Data from clinical trials released on 14 December indicate that Paxlovid is 89% effective at preventing hospitalizations and deaths from COVID when taken within several days of the onset of symptoms, Pfizer said in a press release. The Biden administration has ordered 10 million courses of the antiviral drug, which is to be taken in combination with ritonavir, a common antiviral used for treating HIV.

Research performed at the APS and at Brookhaven National Laboratory’s National Synchrotron Light Source (NSLS) also was instrumental in the development of the Pfizer–BioNTech and Moderna mRNA vaccines (see Physics Today, April 2021, page 20). Those vaccines and others target the SARS-CoV-2 spike protein that latches onto human host cells. Paxlovid instead disables the main protease (Mpro), an enzyme necessary for viral replication. In vitro assays indicate the drug will perform against the Omicron variant, Pfizer says.

As successive variants of the virus, including Omicron, have evolved, the spike has mutated to evade detection by the immune system. Proteases, which are internal to the virus, are less prone to mutation because they do not change the virus’s outward appearance, says Lisa Keefe, executive director of the industry consortium known as the Industrial Macromolecular Crystallography Association Collaborative Access Team (IMCA-CAT). Keefe is also vice president for advancing therapeutics at the Hauptman-Woodward Medical Research Institute, which operates the beamline exclusively for IMCA-CAT members.

The IMCA-CAT beamline at the Advanced Photon Source, where work was done to determine the structure of Pfizer’s new COVID-19 antiviral treatment candidate. (Image by Lisa Keefe, IMCA-CAT/Hauptman-Woodward Medical Research Institute.)

Crystallography is a small part of drug development, but it is essential at two stages, Keefe says. It is first used to resolve the structure of a target protein and identify active sites to which a molecule might bind. The technique is then used in a trial-and-error process to screen compounds and find those that will bind to the protein with the required kinetics. Showing the drug candidate’s three-dimensional structure to the FDA is helpful, though not always necessary, when seeking approval, she says.

The Department of Energy, which owns the nation’s light sources, doesn’t charge for academic research provided the results are made public. By paying to use the APS, the five companies that are IMCA-CAT members—Pfizer, Merck, Bristol-Myers Squibb, AbbVie, and Novartis—can keep their data proprietary and their research secret.

Other synchrotrons such as the UK’s Diamond Light Source offer similar capabilities and paid access for proprietary research.

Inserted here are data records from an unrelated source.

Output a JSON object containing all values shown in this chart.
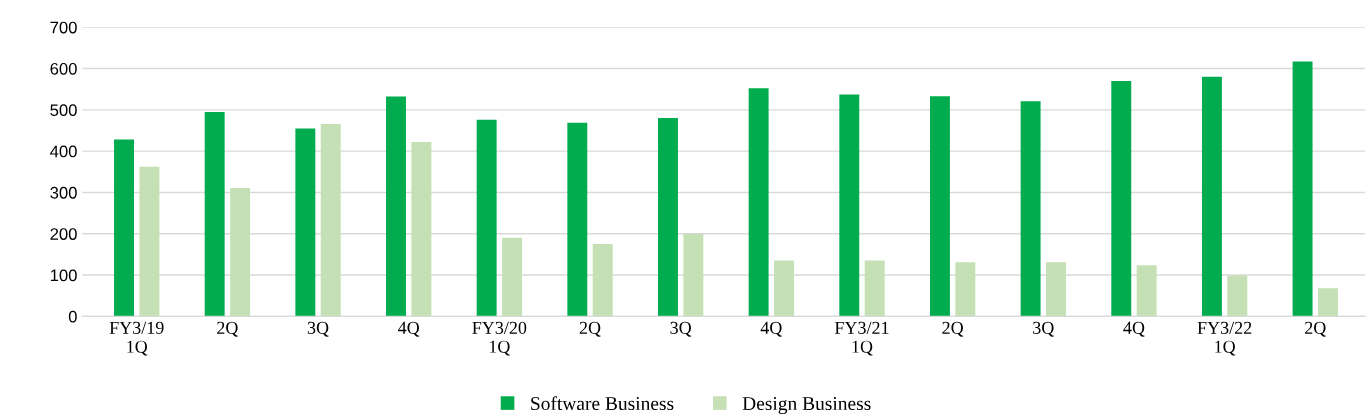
{
  "chart_data": {
    "type": "bar",
    "categories": [
      "FY3/19\n1Q",
      "2Q",
      "3Q",
      "4Q",
      "FY3/20\n1Q",
      "2Q",
      "3Q",
      "4Q",
      "FY3/21\n1Q",
      "2Q",
      "3Q",
      "4Q",
      "FY3/22\n1Q",
      "2Q"
    ],
    "series": [
      {
        "name": "Software Business",
        "color": "#00ac4e",
        "values": [
          428,
          495,
          455,
          532,
          476,
          469,
          480,
          552,
          537,
          533,
          521,
          570,
          580,
          617
        ]
      },
      {
        "name": "Design Business",
        "color": "#c5e0b4",
        "values": [
          362,
          311,
          466,
          422,
          190,
          175,
          200,
          135,
          135,
          131,
          131,
          124,
          99,
          68
        ]
      }
    ],
    "ylim": [
      0,
      700
    ],
    "yticks": [
      0,
      100,
      200,
      300,
      400,
      500,
      600,
      700
    ],
    "grid": "y",
    "legend": "bottom"
  }
}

But Diamond decided against having beamlines paid for and reserved for industry, says a spokesperson, so that they wouldn’t be closed off to other researchers. Proprietary access is restricted to 30% of the available time on any Diamond beamline.

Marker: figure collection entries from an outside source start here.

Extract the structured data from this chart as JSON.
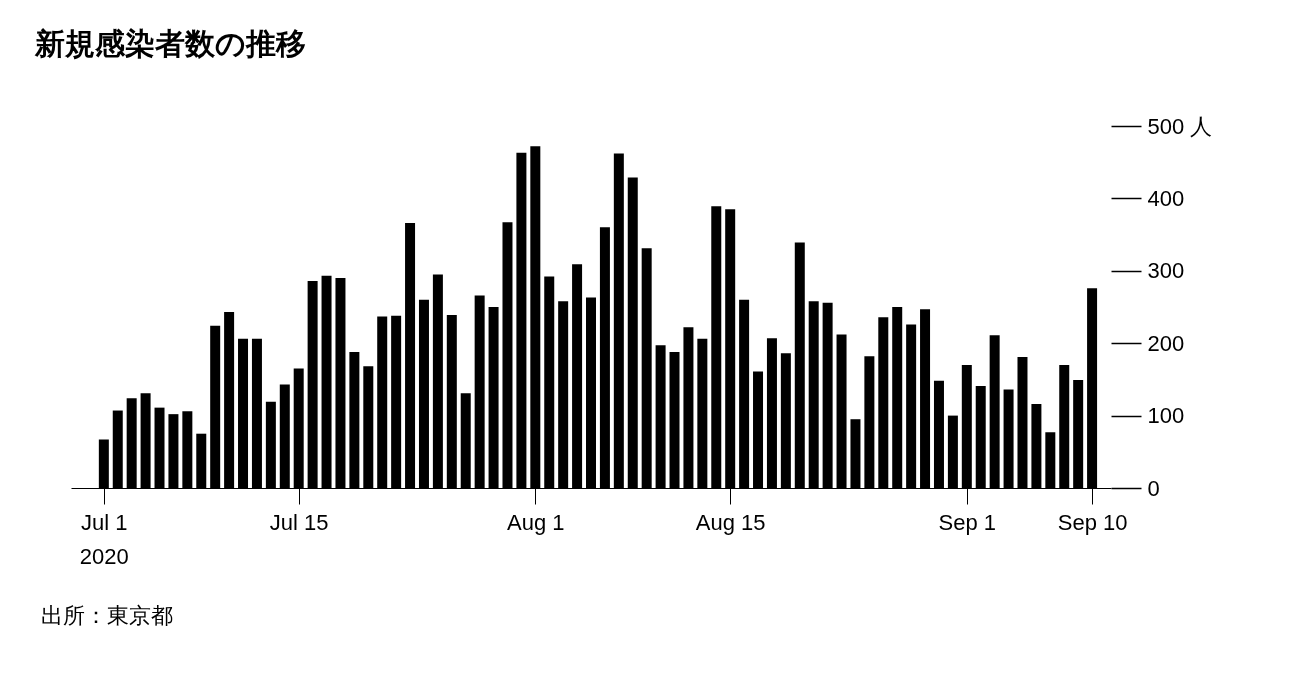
{
  "chart_data": {
    "type": "bar",
    "title": "新規感染者数の推移",
    "x": [
      "2020-07-01",
      "2020-07-02",
      "2020-07-03",
      "2020-07-04",
      "2020-07-05",
      "2020-07-06",
      "2020-07-07",
      "2020-07-08",
      "2020-07-09",
      "2020-07-10",
      "2020-07-11",
      "2020-07-12",
      "2020-07-13",
      "2020-07-14",
      "2020-07-15",
      "2020-07-16",
      "2020-07-17",
      "2020-07-18",
      "2020-07-19",
      "2020-07-20",
      "2020-07-21",
      "2020-07-22",
      "2020-07-23",
      "2020-07-24",
      "2020-07-25",
      "2020-07-26",
      "2020-07-27",
      "2020-07-28",
      "2020-07-29",
      "2020-07-30",
      "2020-07-31",
      "2020-08-01",
      "2020-08-02",
      "2020-08-03",
      "2020-08-04",
      "2020-08-05",
      "2020-08-06",
      "2020-08-07",
      "2020-08-08",
      "2020-08-09",
      "2020-08-10",
      "2020-08-11",
      "2020-08-12",
      "2020-08-13",
      "2020-08-14",
      "2020-08-15",
      "2020-08-16",
      "2020-08-17",
      "2020-08-18",
      "2020-08-19",
      "2020-08-20",
      "2020-08-21",
      "2020-08-22",
      "2020-08-23",
      "2020-08-24",
      "2020-08-25",
      "2020-08-26",
      "2020-08-27",
      "2020-08-28",
      "2020-08-29",
      "2020-08-30",
      "2020-08-31",
      "2020-09-01",
      "2020-09-02",
      "2020-09-03",
      "2020-09-04",
      "2020-09-05",
      "2020-09-06",
      "2020-09-07",
      "2020-09-08",
      "2020-09-09",
      "2020-09-10"
    ],
    "values": [
      67,
      107,
      124,
      131,
      111,
      102,
      106,
      75,
      224,
      243,
      206,
      206,
      119,
      143,
      165,
      286,
      293,
      290,
      188,
      168,
      237,
      238,
      366,
      260,
      295,
      239,
      131,
      266,
      250,
      367,
      463,
      472,
      292,
      258,
      309,
      263,
      360,
      462,
      429,
      331,
      197,
      188,
      222,
      206,
      389,
      385,
      260,
      161,
      207,
      186,
      339,
      258,
      256,
      212,
      95,
      182,
      236,
      250,
      226,
      247,
      148,
      100,
      170,
      141,
      211,
      136,
      181,
      116,
      77,
      170,
      149,
      276
    ],
    "color": "#000000",
    "xlim": [
      "2020-06-29",
      "2020-09-11"
    ],
    "xticks": [
      {
        "value": "2020-07-01",
        "label": "Jul 1\n2020"
      },
      {
        "value": "2020-07-15",
        "label": "Jul 15"
      },
      {
        "value": "2020-08-01",
        "label": "Aug 1"
      },
      {
        "value": "2020-08-15",
        "label": "Aug 15"
      },
      {
        "value": "2020-09-01",
        "label": "Sep 1"
      },
      {
        "value": "2020-09-10",
        "label": "Sep 10"
      }
    ],
    "ylim": [
      0,
      500
    ],
    "yticks": [
      0,
      100,
      200,
      300,
      400,
      {
        "value": 500,
        "label": "500 人"
      }
    ],
    "grid": false,
    "annotations": [
      "出所：東京都"
    ]
  }
}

The highly automated IMCA-CAT line conducts 20 000 experiments per year, often multiple times in a week for each member, Keefe says. “Everything funnels through doing a structure,” she says. “It can be a bottleneck, but we have very high throughput.”

APS director Stephen Streiffer says major pharmaceutical companies “have had a strong footprint at the APS for well over a decade.” Thirteen of the APS’s 65 beamlines are dedicated to structural biology. Eli Lilly and Co, which isn’t a member of IMCA-CAT, operates one; several others are used for university research sponsored by the National Institutes of Health.

Although the x-ray beam at NSLS-II in Brookhaven is 20–50 times as bright as the APS’s, the additional photons aren’t required for a “production beamline” such as the one used by IMCA-CAT. The more intense beams of NSLS-II are particularly useful for structural determinations using tiny or imperfect crystals, Streiffer says.

The APS, which opened in 1995, is due to be shut down next year for a yearlong upgrade that will boost its brightness by a factor of 500. Upgrades always involve a tradeoff between future and near-term science, says Streiffer. Keefe says that IMCA-CAT will continue its operations at other DOE light sources during the APS hiatus.